“The Promise” Promises to Make You Cry

Jose Haro / Survival Pictures and Open Road Films

An emotional, dramatic, and very powerful film, “The Promise” will have you in tears by the end of the 134 minute running time, but it will also make you think about the similarities between those events and what is going on in the world today.

The film stars Oscar Isaac as Mikael Bogoshian, an Armenian medical student from a small village that travels to Constantinople the capital of Turkey to become a doctor, but is engage to be married before he leaves.

Bogoshian falls in love with an French Armenian woman, played by Charlotte Le Bon, named Ana Khesarian who is working as a dancing instructor for Mikael’s uncle’s family.

She becomes romantically involved with an American news writer reporting on the war named Chris Myers played by Christian Bale, the story takes place before and during the Armenian genocide in Turkey.

The film is beautifully shot with extensive scenes of the mountain sides, small villages, and oceans, also the special effects makes it seem as if it truly was the early 1900s.

The historically accuracy of the film is best left for the historians to asses, but the film does well in portraying the clothing styles and vehicles of the era.

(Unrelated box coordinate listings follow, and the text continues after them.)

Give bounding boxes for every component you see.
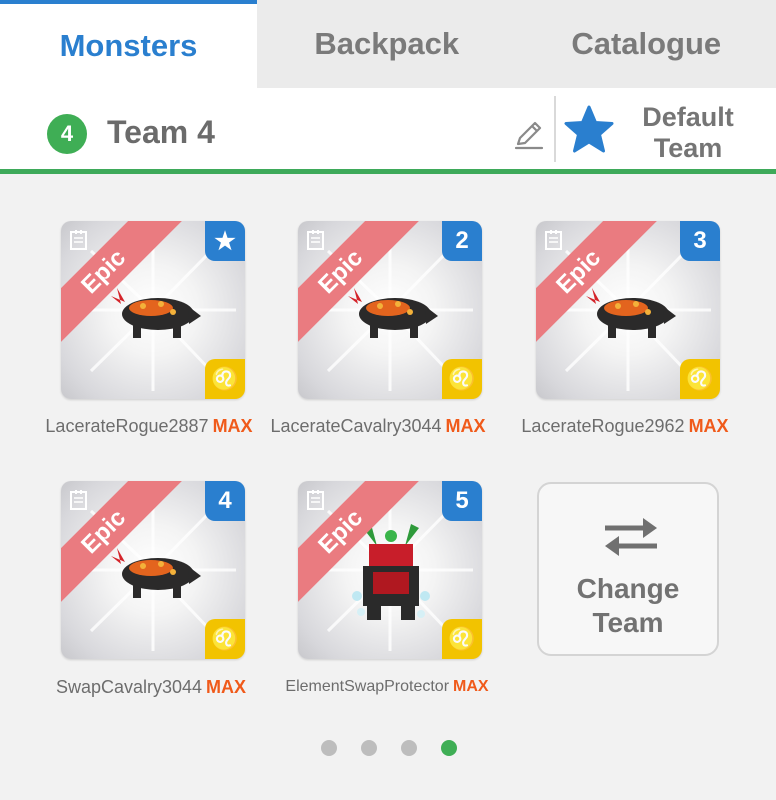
slot-badge: 5 [442, 481, 482, 521]
star-icon[interactable] [563, 104, 615, 156]
note-icon [307, 230, 324, 250]
max-tag: MAX [688, 416, 729, 436]
max-tag: MAX [206, 677, 247, 697]
change-team-label: Change Team [576, 573, 680, 638]
monster-label: LacerateCavalry3044 MAX [258, 416, 498, 437]
monster-label: ElementSwapProtector MAX [267, 675, 507, 696]
note-icon [70, 490, 87, 510]
max-tag: MAX [445, 416, 486, 436]
tab-catalogue[interactable]: Catalogue [517, 0, 776, 88]
team-header: 4 Team 4 Default Team [0, 88, 776, 174]
monster-card[interactable]: Epic 3 ♌ [536, 221, 720, 399]
team-name: Team 4 [107, 114, 215, 150]
monster-card[interactable]: Epic 4 ♌ [61, 481, 245, 659]
leo-element-icon: ♌ [205, 619, 245, 659]
monster-label: LacerateRogue2887 MAX [29, 416, 269, 437]
swap-arrows-icon [605, 518, 657, 556]
leo-element-icon: ♌ [442, 359, 482, 399]
team-number-badge: 4 [47, 114, 87, 154]
monster-card[interactable]: Epic ★ ♌ [61, 221, 245, 399]
tab-monsters[interactable]: Monsters [0, 0, 257, 88]
monster-sprite [111, 288, 201, 338]
page-dot-4[interactable] [441, 740, 457, 756]
monster-name: ElementSwapProtector [285, 678, 450, 695]
leo-element-icon: ♌ [205, 359, 245, 399]
monster-card[interactable]: Epic 5 ♌ [298, 481, 482, 659]
leo-element-icon: ♌ [442, 619, 482, 659]
leo-element-icon: ♌ [680, 359, 720, 399]
monster-name: LacerateRogue2887 [45, 416, 209, 436]
slot-badge: 3 [680, 221, 720, 261]
tab-bar: Monsters Backpack Catalogue [0, 0, 776, 88]
note-icon [70, 230, 87, 250]
monster-sprite [586, 288, 676, 338]
page-dot-2[interactable] [361, 740, 377, 756]
page-indicator [321, 740, 461, 758]
monster-label: LacerateRogue2962 MAX [505, 416, 745, 437]
slot-badge: 2 [442, 221, 482, 261]
monster-card[interactable]: Epic 2 ♌ [298, 221, 482, 399]
note-icon [545, 230, 562, 250]
note-icon [307, 490, 324, 510]
monster-sprite [111, 548, 201, 598]
max-tag: MAX [212, 416, 253, 436]
default-team-label[interactable]: Default Team [628, 102, 748, 164]
monster-name: LacerateCavalry3044 [270, 416, 442, 436]
header-divider [554, 96, 556, 162]
max-tag: MAX [453, 678, 489, 695]
monster-label: SwapCavalry3044 MAX [31, 677, 271, 698]
slot-badge: ★ [205, 221, 245, 261]
slot-badge: 4 [205, 481, 245, 521]
page-dot-1[interactable] [321, 740, 337, 756]
monster-name: SwapCavalry3044 [55, 677, 203, 697]
tab-backpack[interactable]: Backpack [257, 0, 517, 88]
pencil-icon[interactable] [512, 118, 546, 152]
change-team-button[interactable]: Change Team [537, 482, 719, 656]
monster-sprite [348, 288, 438, 338]
page-dot-3[interactable] [401, 740, 417, 756]
monster-name: LacerateRogue2962 [521, 416, 685, 436]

The choice of actors is what makes this film better, especially Isaac’s character who shows great emotion throughout the film.

Although some may question the choice of casting a Hispanic lead actor instead of a Armenian one, in this instance the casting choice works well.

One of the only drawback of the film is the romantic triangle story between Bale’s, Le Bon’s, and Isaac’s character. Which seem to be tacked on just to make the movie more appealing to audiences, but it felt like it just slowed the movie down at times.

Overall it was a good film and for some it will be a learning experience to something that is rarely written in history books and many still deny it happened at all. Hopefully this movie can shine some light into the history of the Armenian community and the struggles they survived.